Something about having Arabella in my arms and Addie cooing at Marcos the way they interact with Ashlynn made me realize that at the very basic level of humanity the Mother and I are exactly the same.   We are both caring for our children, living day by day, feeding our families and trying to be the best we can be.  Similarities in our human experience level out  the differences a bit.

I expect to get questions from Adelaide.  She tends to experience things and then let it simmer awhile before she starts formulating opinions and questions.  She's like her mama in that way.  This morning she asked "Why is Marcos' house so small?" and  "Where is his real house?"  I told her the house we saw is his real house.  "Hmmm" was her response. Which just means she's thinking about it all.  Which is a good thing.

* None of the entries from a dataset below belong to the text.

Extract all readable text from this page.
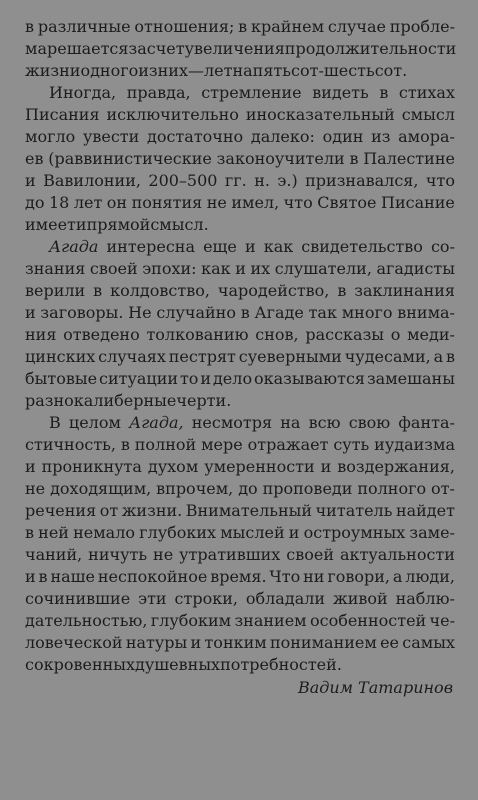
в различные отношения; в крайнем случае пробле-
ма решается за счет увеличения продолжительности
жизни одного из них — лет на пятьсот-шестьсот.
Иногда, правда, стремление видеть в стихах
Писания исключительно иносказательный смысл
могло увести достаточно далеко: один из амора-
ев (раввинистические законоучители в Палестине
и Вавилонии, 200–500 гг. н. э.) признавался, что
до 18 лет он понятия не имел, что Святое Писание
имеет и прямой смысл.
Агада интересна еще и как свидетельство со-
знания своей эпохи: как и их слушатели, агадисты
верили в колдовство, чародейство, в заклинания
и заговоры. Не случайно в Агаде так много внима-
ния отведено толкованию снов, рассказы о меди-
цинских случаях пестрят суеверными чудесами, а в
бытовые ситуации то и дело оказываются замешаны
разнокалиберные черти.
В целом Агада, несмотря на всю свою фанта-
стичность, в полной мере отражает суть иудаизма
и проникнута духом умеренности и воздержания,
не доходящим, впрочем, до проповеди полного от-
речения от жизни. Внимательный читатель найдет
в ней немало глубоких мыслей и остроумных заме-
чаний, ничуть не утративших своей актуальности
и в наше неспокойное время. Что ни говори, а люди,
сочинившие эти строки, обладали живой наблю-
дательностью, глубоким знанием особенностей че-
ловеческой натуры и тонким пониманием ее самых
сокровенных душевных потребностей.
Вадим Татаринов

I might just let the girls come up with the next idea for our visit.  They turned a tough question into a very simple answer yesterday.  Kids are good at doing that aren't they?


Nomads By Nature said...

Your girls are beautiful, inside and out! I love how children can cut through all the thoughts, and concerns, and excuses, and worries, and go straight for the heart. Well done, mama!

Daniela Swider said...

How refreshing! We certainly can learn from our kids but we have to be willing to see things through their innocent, unburdened-by-preconceived-notions eyes.

Heather P. said...

If only we can be more like kids at times. You and your girls have such a big heart. I am sure your neighbors are enjoying their new visitors -:).